The unsaturated polyester to be used according to the invention, the are made taking into account the aspects mentioned, can from Processor further diluted in any way by adding suitable monomers without intolerance occurring.

The shrinkage on curing is small, so that the formation of Cracks and internal stresses during hardening are avoided. The hardened Copolymers are transparent products with high mechanical strength and excellent resistance to solvents, acids and alkalis, what for their practical use, for example as moldings, laminates with glass fiber reinforcement, Lacquer films and the like, is particularly advantageous. They are also excellent for Manufacture of non-adhesive molding compounds.

Example 1,500 g of a highly viscous resin made from 340 g of glycerol-a-monophenyl ether from glycerine-a-monochlorohydrin and phenol, 100 g ethylene glycol and 350 g maleic anhydride are dissolved in 214 g of monostyrene with the addition of an inhibitor. After the addition of 1% benzoyl peroxide is poured into a suitable mold and in the usual manner cured by heating. The hardened castings have only shrunk slightly. They are crystal clear, somewhat yellowish and have good mechanical strengths.

They are not attacked by long boiling in acetone.

Example 2 A made from 196 g of maleic anhydride, dissolved in 100 ml of xylene, and 450 g tert. Resin made from butylphenyl glycidyl ether that is lightly colored and has a melting point of about 650 C, easily dissolves in styrene or vinyl toluene. Such casting resins can be further diluted with styrene or with the resin Mix according to example 1.

Example 3 A resin made from 232 g of fumaric acid, 202 g of sebacic acid and 588 g of a distilled reaction product from a technical cresol mixture and glycerol monochlorohydrin, which is further treated according to Example 1, provides Castings which are more flexible than those obtained according to Example 1.

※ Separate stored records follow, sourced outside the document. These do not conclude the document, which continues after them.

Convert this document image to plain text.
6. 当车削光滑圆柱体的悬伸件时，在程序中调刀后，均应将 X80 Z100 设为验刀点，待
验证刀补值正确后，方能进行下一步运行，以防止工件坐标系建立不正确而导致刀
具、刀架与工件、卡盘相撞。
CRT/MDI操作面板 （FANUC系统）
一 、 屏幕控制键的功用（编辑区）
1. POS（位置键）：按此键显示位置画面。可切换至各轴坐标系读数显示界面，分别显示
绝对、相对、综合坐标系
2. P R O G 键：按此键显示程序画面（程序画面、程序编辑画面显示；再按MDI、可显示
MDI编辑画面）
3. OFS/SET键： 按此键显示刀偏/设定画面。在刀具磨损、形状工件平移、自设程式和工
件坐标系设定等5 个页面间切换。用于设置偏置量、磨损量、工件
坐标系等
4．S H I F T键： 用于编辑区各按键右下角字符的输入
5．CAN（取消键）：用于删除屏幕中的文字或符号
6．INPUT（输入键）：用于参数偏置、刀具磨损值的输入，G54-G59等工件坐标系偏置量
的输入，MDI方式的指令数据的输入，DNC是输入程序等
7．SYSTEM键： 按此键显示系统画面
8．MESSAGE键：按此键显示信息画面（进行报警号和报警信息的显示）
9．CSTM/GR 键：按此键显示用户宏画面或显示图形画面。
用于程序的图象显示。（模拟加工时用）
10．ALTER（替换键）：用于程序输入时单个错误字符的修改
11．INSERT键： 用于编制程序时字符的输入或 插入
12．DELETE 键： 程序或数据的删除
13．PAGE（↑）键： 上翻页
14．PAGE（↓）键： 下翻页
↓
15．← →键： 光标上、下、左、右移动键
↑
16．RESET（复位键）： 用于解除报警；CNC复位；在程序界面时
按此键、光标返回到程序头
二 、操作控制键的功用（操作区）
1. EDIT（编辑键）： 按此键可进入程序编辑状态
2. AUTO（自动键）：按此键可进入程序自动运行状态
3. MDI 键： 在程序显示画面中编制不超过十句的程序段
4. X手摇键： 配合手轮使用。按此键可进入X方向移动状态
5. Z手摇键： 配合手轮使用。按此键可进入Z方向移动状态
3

Example 4 A soft resin made from 65 g maleic anhydride, 50 g adipic acid and 150 ml xylene and 165 g cresyl Glycidether can, with 70 <) / o solid substance Dissolved in vinyl toluene, processed according to Example 1 to castings that have a have high flexural strength.

Claims (1)

PATENT CLAIM: Process for the production of shaped structures based on unsaturated polyester resins by polymerizing a mixture of ether groups and unsaturated polyesters containing cyclic alcohol residues and polymerizable thereon Compounds with the grouping CH2 = C ~ in the presence of organic peroxides, characterized in that the unsaturated polyesters used are those the radicals of the optionally substituted with a methyl or tert-butyl group Contain monophenyl ethers of glycerine. Documents considered: French patent specification No. 1,083,180; U.S. Patent No. 2,684,345.